Rhaenys n'avait pas véritablement réagit à la nouvelle. Âgée de onze ans, elle ne comprenait simplement pas ce qu'il se passait. Des gardes étaient venu la chercher alors qu'elle lisait avec Freyja. Malgré les vives protestations de l'aînée, ils entraînèrent la petite fille sans cérémonie, ni douceur. L'enfant, furieuse d'être traitée ainsi, se débattait furieusement, donnant coups de pieds et coups de poings avec toute la force qu'elle possédait. Cela fut en vainc. Toute entière à ses gesticulations, elle n'aperçu pas, au loin, le gibet qui l'attendait. Toute la cour était présente. A l'exception de Rhaenys, un silence de plomb assombrissait l'après-midi chaleureuse de cette journée estivale. Tant bien que mal, les gardes entraînèrent l'enfant à travers la foule, qui refusait de s'écarter à leur passage. Brisant l'inquiétant silence, une dangereuse agitation s'éleva, des murmures, de plus en plus agressifs, pareils à des sifflements de serpents, se faisant entendre tout autour d'eux. Des bousculades, des insultes, des menaces inquiétaient les gardes, qui se rendirent compte qu'ils étaient complètement au milieu de la foule, sans espoir de faire demi-tour. Les mains sur les fourreaux de leurs épées, ils vociférèrent des ordres. L'enfant était devenu silencieuse. Elle semblait avoir réalisé la gravité de la situation et suivait mollement le mouvement, sans plus se débattre, pétrifiée. Minuscule, elle ne voyait rien mais entendait les murmures. Elle commença à tirer sur le bras du garde qui le maintenait, le suppliant de faire demi-tour, que quelque chose n'allait pas, qu'il fallait partir, fuir. Le garde, lassé des jérémiades de la princesse déchue, la frappa de son poing d'acier. Pareille à une poupée de chiffon, elle s'effondra au sol, trop choquée pour réagir, pour pleurer, pour crier.
Ce fut comme un signal.

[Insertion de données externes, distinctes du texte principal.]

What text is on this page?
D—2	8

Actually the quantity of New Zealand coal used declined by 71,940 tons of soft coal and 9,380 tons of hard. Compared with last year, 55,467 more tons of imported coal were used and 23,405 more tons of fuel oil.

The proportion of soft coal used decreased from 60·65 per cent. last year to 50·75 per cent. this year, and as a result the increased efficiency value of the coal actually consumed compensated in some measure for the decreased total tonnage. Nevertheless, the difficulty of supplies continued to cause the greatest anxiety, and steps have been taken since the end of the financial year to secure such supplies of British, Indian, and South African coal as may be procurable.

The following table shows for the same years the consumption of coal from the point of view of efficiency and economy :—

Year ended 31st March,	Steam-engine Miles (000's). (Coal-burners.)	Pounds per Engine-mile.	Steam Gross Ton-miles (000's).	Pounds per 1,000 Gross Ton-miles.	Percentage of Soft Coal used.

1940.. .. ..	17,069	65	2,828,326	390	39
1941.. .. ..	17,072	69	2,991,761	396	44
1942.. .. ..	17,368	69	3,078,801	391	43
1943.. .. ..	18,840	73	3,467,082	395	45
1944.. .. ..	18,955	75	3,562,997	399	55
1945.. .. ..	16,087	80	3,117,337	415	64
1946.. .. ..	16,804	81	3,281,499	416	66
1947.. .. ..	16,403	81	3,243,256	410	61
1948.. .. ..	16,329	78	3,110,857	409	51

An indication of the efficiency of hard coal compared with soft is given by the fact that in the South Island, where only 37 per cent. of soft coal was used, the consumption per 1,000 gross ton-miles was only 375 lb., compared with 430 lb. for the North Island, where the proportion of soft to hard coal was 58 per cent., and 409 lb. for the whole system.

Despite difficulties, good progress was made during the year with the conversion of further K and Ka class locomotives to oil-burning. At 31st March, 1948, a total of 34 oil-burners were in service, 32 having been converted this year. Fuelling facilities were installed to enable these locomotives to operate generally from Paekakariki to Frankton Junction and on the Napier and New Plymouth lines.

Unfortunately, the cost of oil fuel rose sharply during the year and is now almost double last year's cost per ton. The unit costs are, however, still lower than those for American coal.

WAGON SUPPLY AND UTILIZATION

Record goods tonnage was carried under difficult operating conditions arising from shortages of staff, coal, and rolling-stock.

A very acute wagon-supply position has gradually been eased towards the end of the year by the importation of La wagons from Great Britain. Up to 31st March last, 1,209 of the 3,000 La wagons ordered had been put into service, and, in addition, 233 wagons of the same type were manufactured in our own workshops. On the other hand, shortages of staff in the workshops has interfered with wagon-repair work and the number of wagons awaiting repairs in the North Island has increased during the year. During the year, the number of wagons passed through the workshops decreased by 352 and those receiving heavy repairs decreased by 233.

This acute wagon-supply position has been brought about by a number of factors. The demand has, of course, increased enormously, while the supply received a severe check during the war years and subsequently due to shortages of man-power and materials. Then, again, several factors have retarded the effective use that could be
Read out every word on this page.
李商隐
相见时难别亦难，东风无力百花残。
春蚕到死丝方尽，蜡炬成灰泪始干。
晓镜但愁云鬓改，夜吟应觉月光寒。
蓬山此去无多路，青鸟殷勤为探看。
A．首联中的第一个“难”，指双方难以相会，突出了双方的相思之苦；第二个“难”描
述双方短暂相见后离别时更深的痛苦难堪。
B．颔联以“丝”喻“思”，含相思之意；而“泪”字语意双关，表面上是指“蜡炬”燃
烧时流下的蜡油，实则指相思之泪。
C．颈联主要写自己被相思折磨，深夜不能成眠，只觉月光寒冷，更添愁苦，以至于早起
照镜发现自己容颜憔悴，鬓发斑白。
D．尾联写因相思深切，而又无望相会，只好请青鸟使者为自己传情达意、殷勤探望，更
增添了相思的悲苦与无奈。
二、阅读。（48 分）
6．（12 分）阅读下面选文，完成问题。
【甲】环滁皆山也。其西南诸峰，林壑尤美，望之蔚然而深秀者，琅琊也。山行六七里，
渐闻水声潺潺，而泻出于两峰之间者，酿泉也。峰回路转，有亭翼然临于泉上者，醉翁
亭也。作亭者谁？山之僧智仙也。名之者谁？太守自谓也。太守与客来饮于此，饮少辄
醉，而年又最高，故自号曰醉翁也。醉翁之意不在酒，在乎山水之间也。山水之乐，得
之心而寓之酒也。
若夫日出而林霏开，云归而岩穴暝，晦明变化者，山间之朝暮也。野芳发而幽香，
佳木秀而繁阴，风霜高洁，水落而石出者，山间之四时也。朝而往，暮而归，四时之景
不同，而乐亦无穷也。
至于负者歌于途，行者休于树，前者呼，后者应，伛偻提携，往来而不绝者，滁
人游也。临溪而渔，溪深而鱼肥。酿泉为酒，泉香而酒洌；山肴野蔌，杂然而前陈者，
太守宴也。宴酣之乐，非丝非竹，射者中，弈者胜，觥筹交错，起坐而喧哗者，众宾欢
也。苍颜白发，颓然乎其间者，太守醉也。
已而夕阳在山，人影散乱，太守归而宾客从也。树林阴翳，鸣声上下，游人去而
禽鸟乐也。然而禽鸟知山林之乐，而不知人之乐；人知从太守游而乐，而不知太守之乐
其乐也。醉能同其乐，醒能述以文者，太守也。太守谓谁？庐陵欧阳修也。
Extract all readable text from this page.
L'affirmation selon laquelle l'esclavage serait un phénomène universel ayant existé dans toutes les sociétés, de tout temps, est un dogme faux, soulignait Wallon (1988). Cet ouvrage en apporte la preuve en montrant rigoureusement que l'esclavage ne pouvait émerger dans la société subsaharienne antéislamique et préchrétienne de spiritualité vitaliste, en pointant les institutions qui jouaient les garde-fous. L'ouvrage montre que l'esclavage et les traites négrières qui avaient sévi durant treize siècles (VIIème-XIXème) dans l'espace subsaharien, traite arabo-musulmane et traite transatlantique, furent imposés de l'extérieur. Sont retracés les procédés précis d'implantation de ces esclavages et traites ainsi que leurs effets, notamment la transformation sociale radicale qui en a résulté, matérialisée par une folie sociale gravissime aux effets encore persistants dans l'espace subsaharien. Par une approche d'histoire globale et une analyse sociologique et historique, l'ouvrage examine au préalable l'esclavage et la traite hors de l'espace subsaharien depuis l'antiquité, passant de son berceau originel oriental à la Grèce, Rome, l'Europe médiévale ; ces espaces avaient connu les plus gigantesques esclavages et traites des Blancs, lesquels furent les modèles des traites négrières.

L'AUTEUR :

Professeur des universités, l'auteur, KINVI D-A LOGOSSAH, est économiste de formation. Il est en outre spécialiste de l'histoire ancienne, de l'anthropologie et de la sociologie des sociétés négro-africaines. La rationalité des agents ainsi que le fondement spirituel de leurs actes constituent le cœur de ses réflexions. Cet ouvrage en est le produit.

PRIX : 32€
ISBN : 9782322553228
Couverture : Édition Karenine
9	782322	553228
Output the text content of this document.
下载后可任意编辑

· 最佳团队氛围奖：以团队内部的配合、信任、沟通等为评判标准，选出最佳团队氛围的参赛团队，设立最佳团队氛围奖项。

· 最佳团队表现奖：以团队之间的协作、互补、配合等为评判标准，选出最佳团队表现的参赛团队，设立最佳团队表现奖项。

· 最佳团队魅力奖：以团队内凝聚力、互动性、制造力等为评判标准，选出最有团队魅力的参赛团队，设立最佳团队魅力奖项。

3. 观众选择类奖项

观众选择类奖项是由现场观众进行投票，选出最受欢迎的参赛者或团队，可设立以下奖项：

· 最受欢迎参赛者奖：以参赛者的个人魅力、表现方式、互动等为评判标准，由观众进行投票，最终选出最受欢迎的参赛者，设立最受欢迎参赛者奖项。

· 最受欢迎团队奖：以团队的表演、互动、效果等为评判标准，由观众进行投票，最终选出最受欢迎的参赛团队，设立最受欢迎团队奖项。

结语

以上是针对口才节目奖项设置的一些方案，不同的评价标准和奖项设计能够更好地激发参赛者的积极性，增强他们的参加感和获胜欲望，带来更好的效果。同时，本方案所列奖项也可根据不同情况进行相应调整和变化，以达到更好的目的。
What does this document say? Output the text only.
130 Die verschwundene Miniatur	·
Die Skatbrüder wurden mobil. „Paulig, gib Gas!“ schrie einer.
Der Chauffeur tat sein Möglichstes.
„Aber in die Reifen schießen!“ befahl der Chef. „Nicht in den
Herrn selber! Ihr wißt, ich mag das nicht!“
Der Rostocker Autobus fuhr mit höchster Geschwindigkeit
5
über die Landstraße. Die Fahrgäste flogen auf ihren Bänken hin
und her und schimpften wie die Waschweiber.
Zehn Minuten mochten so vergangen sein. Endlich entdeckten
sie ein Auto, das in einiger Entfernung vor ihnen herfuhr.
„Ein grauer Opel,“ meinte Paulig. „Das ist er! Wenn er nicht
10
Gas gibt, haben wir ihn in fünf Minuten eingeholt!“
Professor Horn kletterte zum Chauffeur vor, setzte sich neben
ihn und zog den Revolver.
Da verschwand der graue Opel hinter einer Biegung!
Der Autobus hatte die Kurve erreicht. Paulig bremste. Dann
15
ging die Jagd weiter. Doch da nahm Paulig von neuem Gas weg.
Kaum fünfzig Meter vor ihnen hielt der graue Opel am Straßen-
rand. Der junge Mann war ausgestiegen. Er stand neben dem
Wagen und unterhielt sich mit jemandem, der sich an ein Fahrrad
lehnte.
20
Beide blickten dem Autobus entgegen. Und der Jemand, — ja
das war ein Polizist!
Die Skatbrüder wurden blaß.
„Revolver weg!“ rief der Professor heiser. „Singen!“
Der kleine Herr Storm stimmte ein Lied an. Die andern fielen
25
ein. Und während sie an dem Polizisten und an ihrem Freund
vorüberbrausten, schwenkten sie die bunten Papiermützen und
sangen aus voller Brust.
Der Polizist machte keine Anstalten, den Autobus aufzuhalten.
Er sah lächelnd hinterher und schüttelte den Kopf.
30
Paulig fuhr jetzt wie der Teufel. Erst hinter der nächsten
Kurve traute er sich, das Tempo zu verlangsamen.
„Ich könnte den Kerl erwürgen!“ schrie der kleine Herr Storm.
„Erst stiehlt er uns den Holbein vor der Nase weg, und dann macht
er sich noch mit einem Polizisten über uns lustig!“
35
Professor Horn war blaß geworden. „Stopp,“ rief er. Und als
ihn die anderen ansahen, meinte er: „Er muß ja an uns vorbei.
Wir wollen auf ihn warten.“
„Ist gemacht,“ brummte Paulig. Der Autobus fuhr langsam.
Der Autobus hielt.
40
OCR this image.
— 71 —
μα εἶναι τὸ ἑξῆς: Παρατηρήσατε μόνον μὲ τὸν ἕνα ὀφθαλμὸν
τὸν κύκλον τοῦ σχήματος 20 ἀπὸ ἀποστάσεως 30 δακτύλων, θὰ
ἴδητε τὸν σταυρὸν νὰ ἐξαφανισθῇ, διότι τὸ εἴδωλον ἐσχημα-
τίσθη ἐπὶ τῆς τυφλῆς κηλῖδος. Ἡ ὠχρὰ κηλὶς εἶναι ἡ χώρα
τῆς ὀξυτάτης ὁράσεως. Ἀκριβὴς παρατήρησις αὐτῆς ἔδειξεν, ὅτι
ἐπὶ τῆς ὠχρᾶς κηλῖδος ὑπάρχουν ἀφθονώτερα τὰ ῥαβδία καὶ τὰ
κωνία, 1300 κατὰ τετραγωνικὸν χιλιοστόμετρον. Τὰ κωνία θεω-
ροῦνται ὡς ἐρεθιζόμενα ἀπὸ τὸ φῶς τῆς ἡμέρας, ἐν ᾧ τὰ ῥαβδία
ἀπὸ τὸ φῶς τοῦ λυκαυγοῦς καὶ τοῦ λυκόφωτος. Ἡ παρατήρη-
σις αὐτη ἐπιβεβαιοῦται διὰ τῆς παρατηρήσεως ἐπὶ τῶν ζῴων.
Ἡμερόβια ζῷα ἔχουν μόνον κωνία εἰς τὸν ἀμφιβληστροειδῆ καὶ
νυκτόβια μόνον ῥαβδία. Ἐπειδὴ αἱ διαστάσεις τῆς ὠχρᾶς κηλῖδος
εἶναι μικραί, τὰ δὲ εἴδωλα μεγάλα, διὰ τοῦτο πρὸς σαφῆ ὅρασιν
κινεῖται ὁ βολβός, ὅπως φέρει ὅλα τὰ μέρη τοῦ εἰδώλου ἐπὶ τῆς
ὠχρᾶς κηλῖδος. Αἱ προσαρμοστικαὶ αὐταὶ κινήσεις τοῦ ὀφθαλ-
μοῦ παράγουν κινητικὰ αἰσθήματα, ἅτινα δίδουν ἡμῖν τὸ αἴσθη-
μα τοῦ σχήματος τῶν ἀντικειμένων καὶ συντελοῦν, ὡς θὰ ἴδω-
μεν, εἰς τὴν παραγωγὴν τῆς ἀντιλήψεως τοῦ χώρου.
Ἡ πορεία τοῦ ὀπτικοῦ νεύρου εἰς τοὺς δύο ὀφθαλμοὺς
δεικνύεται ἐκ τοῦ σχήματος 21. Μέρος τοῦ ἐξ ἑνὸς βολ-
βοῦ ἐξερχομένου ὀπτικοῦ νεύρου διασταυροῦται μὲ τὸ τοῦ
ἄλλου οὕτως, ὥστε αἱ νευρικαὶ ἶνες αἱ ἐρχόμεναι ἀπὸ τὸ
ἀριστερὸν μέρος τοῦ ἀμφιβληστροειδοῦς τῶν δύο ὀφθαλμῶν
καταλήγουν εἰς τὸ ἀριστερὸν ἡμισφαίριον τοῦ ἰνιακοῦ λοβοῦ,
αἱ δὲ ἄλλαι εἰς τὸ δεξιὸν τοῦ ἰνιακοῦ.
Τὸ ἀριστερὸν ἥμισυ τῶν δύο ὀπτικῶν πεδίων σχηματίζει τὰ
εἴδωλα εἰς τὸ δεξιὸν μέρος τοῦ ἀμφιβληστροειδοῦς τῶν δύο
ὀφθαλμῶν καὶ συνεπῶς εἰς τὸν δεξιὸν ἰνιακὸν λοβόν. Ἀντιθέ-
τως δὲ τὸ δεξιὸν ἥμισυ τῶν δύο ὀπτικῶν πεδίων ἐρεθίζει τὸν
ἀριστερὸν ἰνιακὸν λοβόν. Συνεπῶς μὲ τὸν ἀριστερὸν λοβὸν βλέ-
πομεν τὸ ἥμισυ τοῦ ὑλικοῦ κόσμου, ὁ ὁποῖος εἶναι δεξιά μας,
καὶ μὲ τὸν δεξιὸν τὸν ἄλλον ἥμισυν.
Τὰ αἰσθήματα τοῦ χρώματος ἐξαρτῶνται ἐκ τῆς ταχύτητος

Immédiatement, la foule se déchaîna, se jetant sur les gardes avec une violence sauvage. Écarquillant les yeux, Rhaenys cru qu'elle allait se faire piétiner mais, brusquement, un bras la tira, la forçant à se relever avant de l'entraîner loin du chaos. Elle eu le temps d'observer des gardes transpercer des gens de leurs épées avant qu'elle et son sauveur ne s'engouffre dans une ruelle désertée. Le bras endolori, elle tira brusquement dessus pour se dégager, exigeant que l'homme l'emmène à son père. L'homme ignora ses ordres, l'intimant au silence. Une éternité sembla passer. Des cris se faisaient encore entendre, mais moins fortement. Des renforts étaient venu en aide aux gardes submergés et tentaient de remettre de l'ordre dans ce chaos. Ils n'avaient pas encore réalisé l'absence de la princesse. L'homme profita de cette occasion. Saisissant une nouvelle fois l'enfant malgré ses protestations, il entraîna à travers un dédale de rues, durant ce qu'il sembla être des heures. Enfin, ils parvinrent au port de Draakden. Ils se faufilèrent jusqu'à un large navire aux voiles si colorées que Rhaenys, muette d'émerveillement, en oublia brièvement son mécontentement et sa peur. Clandestinement, ils embarquèrent le navire qui, quelques heures plus tard, quitta le port de Draakden pour traverser la Mer Étoilée. Le trajet fut long et pénible. Rhaenys était silencieuse, suivant l'homme partout comme une petite ombre, même si elle ne connaissait pas même son nom. Peu importait. Lui-même ne l'appelait jamais Rhaenys. Toujours "gamine" ou, lorsqu'il était irrité, "toi" et guère davantage.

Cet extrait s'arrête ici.